Residents and information seekers
- FOI requests must name a topic or issue and give enough detail (time, place, event) so staff can find the record. Broad “all emails” requests without a topic can be refused.
- Public bodies and municipalities may refuse requests that are trivial, repetitive, in bad faith, already answered, or would unreasonably disrupt operations. Quick review and appeal steps apply.
- Some Auditor General reports may be shared confidentially with MLAs if a minister says disclosure could harm public safety or the public interest. A committee can later allow parts to be released.
- Government communications are more centralized; many public registries and services are grouped under specific departments.
Landowners and resource operators
- If you need access across private land for mining, quarrying, farming, or forest harvesting, you must apply to the Supreme Court of Nova Scotia for a right‑of‑way if the landowner refuses.
- The court can grant a right‑of‑way only if it’s necessary, avoids gardens, orchards, and buildings, doesn’t unreasonably disturb the owner’s use, and there’s no reasonable alternative route.
- Landowners receive court‑set compensation based on an appraisal.
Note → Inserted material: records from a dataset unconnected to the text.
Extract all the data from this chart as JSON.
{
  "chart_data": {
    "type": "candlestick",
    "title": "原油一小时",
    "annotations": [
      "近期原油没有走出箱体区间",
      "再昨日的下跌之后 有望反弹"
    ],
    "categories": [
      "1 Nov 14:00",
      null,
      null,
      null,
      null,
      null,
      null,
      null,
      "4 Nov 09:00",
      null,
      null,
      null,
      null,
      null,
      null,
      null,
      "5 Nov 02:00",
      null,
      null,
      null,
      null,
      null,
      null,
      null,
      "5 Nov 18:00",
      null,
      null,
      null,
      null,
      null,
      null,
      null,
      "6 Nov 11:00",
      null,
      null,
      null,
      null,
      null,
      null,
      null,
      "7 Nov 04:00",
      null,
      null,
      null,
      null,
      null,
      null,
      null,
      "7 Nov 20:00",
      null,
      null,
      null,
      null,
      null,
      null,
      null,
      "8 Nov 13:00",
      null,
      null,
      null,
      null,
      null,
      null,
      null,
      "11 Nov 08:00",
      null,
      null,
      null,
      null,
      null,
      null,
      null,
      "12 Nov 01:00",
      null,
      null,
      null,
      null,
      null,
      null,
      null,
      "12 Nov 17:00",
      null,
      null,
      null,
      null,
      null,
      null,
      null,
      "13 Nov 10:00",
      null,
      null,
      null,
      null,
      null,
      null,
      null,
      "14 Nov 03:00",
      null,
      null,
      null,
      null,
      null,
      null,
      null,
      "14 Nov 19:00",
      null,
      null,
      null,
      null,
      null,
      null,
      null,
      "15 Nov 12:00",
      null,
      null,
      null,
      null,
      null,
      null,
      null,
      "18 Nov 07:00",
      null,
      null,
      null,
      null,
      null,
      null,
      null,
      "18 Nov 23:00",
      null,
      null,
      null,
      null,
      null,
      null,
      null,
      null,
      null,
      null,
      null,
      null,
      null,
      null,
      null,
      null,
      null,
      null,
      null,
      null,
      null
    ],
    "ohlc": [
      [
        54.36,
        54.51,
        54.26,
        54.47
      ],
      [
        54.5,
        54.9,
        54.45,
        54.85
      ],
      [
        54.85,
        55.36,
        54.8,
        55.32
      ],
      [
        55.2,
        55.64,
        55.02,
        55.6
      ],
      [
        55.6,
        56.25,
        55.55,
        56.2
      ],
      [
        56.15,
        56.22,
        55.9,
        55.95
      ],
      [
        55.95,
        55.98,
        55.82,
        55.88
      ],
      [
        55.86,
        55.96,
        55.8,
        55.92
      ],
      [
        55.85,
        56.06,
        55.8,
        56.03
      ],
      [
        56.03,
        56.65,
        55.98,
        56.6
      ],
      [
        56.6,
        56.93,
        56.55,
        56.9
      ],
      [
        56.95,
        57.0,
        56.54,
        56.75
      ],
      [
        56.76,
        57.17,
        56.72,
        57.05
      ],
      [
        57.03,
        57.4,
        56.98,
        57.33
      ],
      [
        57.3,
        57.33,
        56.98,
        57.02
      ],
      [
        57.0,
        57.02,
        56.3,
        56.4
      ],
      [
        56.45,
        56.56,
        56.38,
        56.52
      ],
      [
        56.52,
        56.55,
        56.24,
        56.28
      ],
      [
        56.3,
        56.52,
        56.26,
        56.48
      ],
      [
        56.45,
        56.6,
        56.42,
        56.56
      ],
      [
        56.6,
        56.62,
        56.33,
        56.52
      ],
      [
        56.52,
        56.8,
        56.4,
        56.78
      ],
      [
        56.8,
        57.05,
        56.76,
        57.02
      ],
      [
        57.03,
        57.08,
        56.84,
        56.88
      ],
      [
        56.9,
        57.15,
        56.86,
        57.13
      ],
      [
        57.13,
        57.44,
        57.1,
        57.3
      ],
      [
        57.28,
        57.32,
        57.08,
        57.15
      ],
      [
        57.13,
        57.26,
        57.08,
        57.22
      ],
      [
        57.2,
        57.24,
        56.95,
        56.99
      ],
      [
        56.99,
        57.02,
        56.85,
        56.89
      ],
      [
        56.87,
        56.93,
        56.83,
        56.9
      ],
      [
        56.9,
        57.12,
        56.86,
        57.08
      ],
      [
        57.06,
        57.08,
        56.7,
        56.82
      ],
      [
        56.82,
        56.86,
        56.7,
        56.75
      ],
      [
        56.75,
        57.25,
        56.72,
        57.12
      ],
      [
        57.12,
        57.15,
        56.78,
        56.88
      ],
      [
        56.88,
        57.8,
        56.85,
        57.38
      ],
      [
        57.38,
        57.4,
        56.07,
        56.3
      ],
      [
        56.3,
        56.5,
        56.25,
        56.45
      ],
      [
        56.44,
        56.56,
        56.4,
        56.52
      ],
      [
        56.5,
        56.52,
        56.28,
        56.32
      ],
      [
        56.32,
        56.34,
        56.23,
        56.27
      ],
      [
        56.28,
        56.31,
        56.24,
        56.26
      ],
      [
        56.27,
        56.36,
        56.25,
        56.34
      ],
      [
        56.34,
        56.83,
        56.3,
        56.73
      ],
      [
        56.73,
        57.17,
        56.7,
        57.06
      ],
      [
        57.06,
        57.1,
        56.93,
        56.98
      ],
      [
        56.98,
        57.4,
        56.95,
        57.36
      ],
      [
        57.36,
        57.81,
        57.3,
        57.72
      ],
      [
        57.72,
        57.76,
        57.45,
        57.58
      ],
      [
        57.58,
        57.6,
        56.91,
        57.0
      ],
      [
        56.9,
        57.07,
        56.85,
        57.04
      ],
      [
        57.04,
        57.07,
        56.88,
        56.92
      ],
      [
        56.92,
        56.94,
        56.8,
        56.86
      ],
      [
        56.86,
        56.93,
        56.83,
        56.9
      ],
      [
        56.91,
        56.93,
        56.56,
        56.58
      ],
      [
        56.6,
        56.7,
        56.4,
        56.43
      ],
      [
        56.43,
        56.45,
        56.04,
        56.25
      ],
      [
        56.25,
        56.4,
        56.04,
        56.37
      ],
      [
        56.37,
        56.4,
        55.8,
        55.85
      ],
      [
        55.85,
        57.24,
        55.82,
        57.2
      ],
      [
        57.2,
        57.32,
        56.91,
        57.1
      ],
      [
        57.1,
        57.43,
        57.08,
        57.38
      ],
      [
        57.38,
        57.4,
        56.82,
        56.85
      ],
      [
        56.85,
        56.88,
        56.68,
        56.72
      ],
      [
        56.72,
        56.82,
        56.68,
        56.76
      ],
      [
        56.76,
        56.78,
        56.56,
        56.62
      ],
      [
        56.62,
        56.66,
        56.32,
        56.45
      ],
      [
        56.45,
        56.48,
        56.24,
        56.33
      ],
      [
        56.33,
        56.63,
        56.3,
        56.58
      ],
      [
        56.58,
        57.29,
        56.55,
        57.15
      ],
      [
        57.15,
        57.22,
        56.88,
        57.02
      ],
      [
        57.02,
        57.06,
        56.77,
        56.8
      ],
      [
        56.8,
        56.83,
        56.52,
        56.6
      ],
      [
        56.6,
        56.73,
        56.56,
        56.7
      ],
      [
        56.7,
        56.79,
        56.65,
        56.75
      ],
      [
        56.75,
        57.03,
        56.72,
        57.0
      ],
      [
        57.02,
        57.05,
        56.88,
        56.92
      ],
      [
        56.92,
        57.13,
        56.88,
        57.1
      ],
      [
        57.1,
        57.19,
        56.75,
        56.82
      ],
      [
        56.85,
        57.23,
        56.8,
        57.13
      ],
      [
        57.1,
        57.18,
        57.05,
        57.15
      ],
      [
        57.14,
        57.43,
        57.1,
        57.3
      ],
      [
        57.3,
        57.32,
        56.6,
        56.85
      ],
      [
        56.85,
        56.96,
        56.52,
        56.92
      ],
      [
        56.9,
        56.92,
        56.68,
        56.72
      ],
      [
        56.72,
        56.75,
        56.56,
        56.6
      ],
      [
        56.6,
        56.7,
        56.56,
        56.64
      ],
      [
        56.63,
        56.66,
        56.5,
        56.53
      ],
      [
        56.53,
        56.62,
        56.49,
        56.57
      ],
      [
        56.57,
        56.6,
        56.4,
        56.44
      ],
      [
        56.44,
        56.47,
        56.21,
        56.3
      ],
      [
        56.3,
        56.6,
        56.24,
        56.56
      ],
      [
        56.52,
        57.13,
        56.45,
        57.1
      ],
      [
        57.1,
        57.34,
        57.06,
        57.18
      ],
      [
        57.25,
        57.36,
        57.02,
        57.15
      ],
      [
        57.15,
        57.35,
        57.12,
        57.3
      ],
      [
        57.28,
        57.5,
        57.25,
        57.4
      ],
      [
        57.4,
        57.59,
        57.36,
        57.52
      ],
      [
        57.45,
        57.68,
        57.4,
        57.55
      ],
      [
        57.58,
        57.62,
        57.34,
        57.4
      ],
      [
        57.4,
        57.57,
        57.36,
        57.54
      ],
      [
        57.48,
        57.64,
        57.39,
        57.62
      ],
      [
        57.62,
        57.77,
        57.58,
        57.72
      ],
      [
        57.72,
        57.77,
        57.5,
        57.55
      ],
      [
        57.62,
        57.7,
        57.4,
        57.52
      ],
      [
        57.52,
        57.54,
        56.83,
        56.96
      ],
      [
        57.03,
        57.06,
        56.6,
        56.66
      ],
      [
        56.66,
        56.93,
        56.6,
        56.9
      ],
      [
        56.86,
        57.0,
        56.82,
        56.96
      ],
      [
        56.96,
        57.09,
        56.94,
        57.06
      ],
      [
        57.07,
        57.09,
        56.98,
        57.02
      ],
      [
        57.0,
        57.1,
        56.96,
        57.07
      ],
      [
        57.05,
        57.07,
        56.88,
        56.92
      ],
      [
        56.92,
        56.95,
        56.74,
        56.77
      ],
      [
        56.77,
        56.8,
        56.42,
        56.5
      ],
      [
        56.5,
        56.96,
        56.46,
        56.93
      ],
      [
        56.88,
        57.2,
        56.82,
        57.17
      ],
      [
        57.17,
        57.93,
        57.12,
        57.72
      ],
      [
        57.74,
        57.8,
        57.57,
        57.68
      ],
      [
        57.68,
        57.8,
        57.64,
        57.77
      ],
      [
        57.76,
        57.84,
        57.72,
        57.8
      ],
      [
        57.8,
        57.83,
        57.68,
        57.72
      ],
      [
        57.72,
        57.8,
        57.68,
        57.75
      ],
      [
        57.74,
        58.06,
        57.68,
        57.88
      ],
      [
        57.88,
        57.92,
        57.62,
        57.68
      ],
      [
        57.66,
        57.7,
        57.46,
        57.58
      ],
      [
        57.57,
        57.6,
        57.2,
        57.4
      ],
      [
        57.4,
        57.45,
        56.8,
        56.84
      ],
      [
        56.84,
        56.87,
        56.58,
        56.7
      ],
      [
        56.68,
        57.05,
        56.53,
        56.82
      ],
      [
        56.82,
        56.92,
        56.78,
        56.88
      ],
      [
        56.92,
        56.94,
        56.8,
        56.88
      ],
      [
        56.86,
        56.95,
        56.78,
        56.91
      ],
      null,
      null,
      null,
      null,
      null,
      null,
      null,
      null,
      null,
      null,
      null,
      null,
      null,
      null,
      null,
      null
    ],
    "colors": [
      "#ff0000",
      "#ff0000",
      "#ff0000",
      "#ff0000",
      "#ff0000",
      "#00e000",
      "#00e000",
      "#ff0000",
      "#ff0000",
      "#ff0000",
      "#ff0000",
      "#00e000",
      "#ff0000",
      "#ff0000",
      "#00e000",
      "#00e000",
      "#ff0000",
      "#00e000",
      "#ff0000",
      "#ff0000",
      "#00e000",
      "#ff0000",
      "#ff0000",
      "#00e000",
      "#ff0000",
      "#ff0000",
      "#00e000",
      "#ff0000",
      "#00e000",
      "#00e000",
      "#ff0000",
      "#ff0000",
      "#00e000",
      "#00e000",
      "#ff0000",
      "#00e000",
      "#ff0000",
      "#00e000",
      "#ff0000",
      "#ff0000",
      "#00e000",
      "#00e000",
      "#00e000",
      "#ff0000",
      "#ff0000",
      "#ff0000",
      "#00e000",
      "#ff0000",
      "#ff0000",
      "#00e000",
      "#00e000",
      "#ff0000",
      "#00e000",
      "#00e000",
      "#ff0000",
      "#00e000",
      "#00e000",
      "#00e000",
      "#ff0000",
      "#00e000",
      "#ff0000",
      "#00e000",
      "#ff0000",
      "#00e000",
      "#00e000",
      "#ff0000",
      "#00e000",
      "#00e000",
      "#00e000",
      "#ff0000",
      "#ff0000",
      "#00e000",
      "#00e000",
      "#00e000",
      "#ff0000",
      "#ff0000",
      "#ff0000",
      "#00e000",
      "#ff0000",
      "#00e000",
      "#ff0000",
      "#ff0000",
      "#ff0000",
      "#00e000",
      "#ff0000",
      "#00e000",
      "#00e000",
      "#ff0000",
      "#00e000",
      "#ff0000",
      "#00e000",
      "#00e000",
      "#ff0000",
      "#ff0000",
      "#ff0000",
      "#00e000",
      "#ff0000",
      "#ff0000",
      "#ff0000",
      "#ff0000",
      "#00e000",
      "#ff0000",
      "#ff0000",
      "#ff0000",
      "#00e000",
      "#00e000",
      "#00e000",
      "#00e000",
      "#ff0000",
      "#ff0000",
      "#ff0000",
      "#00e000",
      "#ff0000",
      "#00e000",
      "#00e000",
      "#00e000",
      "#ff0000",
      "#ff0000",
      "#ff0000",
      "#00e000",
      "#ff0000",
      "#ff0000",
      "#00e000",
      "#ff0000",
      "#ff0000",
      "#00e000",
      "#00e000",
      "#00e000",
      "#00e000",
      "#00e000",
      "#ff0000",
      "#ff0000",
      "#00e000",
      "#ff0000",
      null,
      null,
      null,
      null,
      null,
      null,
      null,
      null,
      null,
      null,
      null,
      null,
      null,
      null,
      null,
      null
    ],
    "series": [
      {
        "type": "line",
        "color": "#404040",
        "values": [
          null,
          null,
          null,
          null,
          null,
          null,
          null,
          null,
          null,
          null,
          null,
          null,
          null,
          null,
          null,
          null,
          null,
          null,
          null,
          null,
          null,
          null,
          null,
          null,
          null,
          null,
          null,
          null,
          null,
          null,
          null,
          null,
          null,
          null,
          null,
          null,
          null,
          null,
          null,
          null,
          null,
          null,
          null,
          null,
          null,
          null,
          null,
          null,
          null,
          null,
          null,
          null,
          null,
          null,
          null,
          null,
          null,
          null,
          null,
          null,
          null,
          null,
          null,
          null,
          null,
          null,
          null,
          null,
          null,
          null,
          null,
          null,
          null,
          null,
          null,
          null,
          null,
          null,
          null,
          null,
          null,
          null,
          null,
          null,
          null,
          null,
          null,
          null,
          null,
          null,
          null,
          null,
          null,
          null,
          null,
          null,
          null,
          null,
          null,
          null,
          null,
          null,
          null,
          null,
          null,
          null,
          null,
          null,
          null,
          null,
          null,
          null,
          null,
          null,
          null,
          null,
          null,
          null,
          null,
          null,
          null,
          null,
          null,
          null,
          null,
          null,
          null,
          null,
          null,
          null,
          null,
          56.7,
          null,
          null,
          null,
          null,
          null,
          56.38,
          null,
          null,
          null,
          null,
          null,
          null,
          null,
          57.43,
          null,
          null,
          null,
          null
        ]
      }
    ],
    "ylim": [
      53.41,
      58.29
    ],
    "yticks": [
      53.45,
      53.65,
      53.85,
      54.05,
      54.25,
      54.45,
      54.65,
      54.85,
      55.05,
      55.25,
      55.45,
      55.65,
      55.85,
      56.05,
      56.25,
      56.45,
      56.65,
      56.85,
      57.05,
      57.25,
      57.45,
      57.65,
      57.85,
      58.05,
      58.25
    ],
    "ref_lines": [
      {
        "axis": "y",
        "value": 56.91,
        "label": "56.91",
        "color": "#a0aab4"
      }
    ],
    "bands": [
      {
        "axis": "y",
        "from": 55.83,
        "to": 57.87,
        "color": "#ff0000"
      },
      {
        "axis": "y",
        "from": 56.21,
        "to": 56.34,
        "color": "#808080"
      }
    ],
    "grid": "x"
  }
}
Applicants must pay for surveys, appraisals, and both sides’ legal costs, and can appeal to the Court of Appeal.
Municipalities and local governments
- Can refuse FOI and personal‑information correction requests that are trivial, abusive, overly broad, or disruptive. Must decide within 14 days and give reasons and review options.
- Time limits pause while a review or court appeal is underway.
MLAs, ministers, and political staff
- New salaries from December 1, 2024 (payments start after May 1, 2025): MLAs $115,000; Premier $115,748; ministers with a department or office $63,250; ministers without one $40,250; Speaker $63,250; Deputy Speaker $26,450; Leader of the Opposition $63,250; other recognized opposition leader $37,950; ministerial assistants $16,100.
- You may decline the raise by March 31, 2025. From April 1, 2026, annual increases match civil service wage increases (unless you declined).
- Extra role salaries count toward pensions, and members in those roles must contribute 8% of that extra salary.
Journalists and watchdogs
- Access-to-information work may get harder if requests are deemed too broad or vexatious. Reviews are faster but can be refused or discontinued by the Review Officer in certain cases.
- The Attorney General can order that certain records in the Auditor General’s hands are protected by legal privilege, which limits disclosure under the AG Act (orders can be judicially reviewed).